JERUSALEM (AFP) — A rocket fired from the Hamas-ruled Gaza Strip hit southern Israel on Thursday, the fourth to do so since a truce between Israel and the Islamist movement took effect a week ago.
The rocket caused no casualties or damage when it struck an open field near the southern Israeli town of Sderot, which before the truce had weathered near-daily attacks since Hamas seized power in Gaza a year ago.
The Al-Aqsa Martyrs Brigades, an armed group loosely linked to Palestinian president Mahmud Abbas's Fatah movement, said it carried out the attack and also launched another rocket directed at the southern city of Ashkelon.
An Israeli army spokesman confirmed a second rocket was fired but would not say whether it struck Israeli territory.

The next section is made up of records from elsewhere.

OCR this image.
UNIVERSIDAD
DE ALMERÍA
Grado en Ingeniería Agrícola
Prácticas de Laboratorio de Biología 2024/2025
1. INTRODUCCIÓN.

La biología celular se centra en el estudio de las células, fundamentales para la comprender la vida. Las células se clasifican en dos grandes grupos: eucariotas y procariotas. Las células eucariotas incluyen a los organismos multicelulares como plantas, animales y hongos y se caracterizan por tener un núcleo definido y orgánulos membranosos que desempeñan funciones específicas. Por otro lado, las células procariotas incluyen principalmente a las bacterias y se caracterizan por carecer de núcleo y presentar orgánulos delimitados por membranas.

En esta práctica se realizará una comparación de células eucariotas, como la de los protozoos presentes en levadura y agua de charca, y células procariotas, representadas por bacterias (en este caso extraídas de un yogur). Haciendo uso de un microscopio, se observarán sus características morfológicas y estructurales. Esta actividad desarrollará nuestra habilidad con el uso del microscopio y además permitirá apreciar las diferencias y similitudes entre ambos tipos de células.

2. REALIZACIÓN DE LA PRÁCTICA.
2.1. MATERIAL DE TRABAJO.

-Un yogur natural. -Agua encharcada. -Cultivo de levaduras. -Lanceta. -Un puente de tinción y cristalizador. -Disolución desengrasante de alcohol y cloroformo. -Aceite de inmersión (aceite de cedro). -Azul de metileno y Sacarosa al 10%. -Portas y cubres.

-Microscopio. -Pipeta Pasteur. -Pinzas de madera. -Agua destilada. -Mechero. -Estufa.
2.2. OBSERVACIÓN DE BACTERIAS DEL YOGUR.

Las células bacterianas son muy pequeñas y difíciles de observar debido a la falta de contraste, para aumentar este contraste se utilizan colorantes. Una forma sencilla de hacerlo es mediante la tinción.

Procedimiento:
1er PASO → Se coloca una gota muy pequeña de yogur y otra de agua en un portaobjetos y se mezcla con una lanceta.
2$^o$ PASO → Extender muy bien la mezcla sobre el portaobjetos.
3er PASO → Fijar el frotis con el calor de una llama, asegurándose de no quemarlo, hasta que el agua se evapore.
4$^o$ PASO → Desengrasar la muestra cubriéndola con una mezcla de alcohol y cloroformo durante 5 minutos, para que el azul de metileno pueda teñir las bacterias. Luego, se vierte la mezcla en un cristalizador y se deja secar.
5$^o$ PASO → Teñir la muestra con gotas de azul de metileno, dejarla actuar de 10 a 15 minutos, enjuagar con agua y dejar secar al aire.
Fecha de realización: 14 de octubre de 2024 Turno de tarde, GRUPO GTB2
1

The Al-Aqsa Martyrs railed against the truce in a statement, charging that Hamas had imposed it on other Gaza factions and that Israel did not respect it.
"We affirm to the criminal occupier that the rocket operations will continue. Our continuing operations are a response to Israeli Zionist violations, for there has been no Israeli adherence to the truce," it said.
Palestinians and UN officials have said the Israeli army fired shots across the border on several occasions over the past week, injuring a farmer and another man.
But the army denied this, saying there had been only one incident in which troops fired warning shots in the air, not causing any casualties.
Prime Minister Ehud Olmert was holding consultations on the latest rocket attack, his spokesman Mark Regev said.
Foreign Minister Tzipi Livni, widely favoured to succeed Olmert should the premier be unseated by a recent corruption probe, said after the attack that Israel should respond militarily to any violations of the truce agreement.
Israel has meanwhile maintained the closure of Gaza's borders which it imposed after a previous rocket attack on Tuesday.
"The Gaza crossings are still closed," said military spokesman Peter Lerner, adding that this did not include the Erez terminal, which remained open for humanitarian purposes.
The Egyptian-brokered truce between Israel and Hamas stipulated a gradual easing of the Israeli blockade of the Palestinian enclave but Israel closed the crossings again after Tuesday's rocket fire.
Islamic Jihad said it carried out Tuesday's rocket attacks, which lightly wounded two people in southern Israel, in retaliation for the death of one of its top commanders in an Israeli raid in the occupied West Bank, which, despite the misgivings of the Palestinians, is not covered by the ceasefire.
The group later said it would nonetheless abide by the Gaza truce.
Palestinian prime minister Salam Fayyad urged Israel to reopen the border crossings.
"We have 1.5 million of our people with a sense of not having much to lose. That situation must end," Fayyad told a news conference in Prague with Czech Prime Minister Mirek Topolanek.
The writ of Fayyad's government has been limited to the West Bank since Hamas ousted forces loyal to the Palestinian leadership in June last year, triggering the Israeli blockade.
While the World Bank says the embargo has crippled the Gaza economy, Israel insists it has always allowed in enough supplies -- mostly foreign aid -- to avoid a humanitarian disaster.
Meanwhile, an Israeli negotiator was expected to press Egyptian authorities not to reopen the Rafah border crossing -- Gaza's only one that bypasses Israel -- until Hamas frees Israeli soldier Gilad Shalit, who was captured two years ago.
Israeli envoy Ofer Dekel was due to meet Egyptian intelligence chief Omar Suleiman, who played a key role in mediating the Gaza truce that went into effect on June 19.
Hamas insists that talks on Shalit's release are unrelated to the truce agreement and that he will be freed only in exchange for jailed Palestinians.
Hamas has demanded the release of 450 prisoners jailed by Israel in exchange for Shalit, who was captured by Gaza militants in a deadly cross-border raid on June 25, 2006.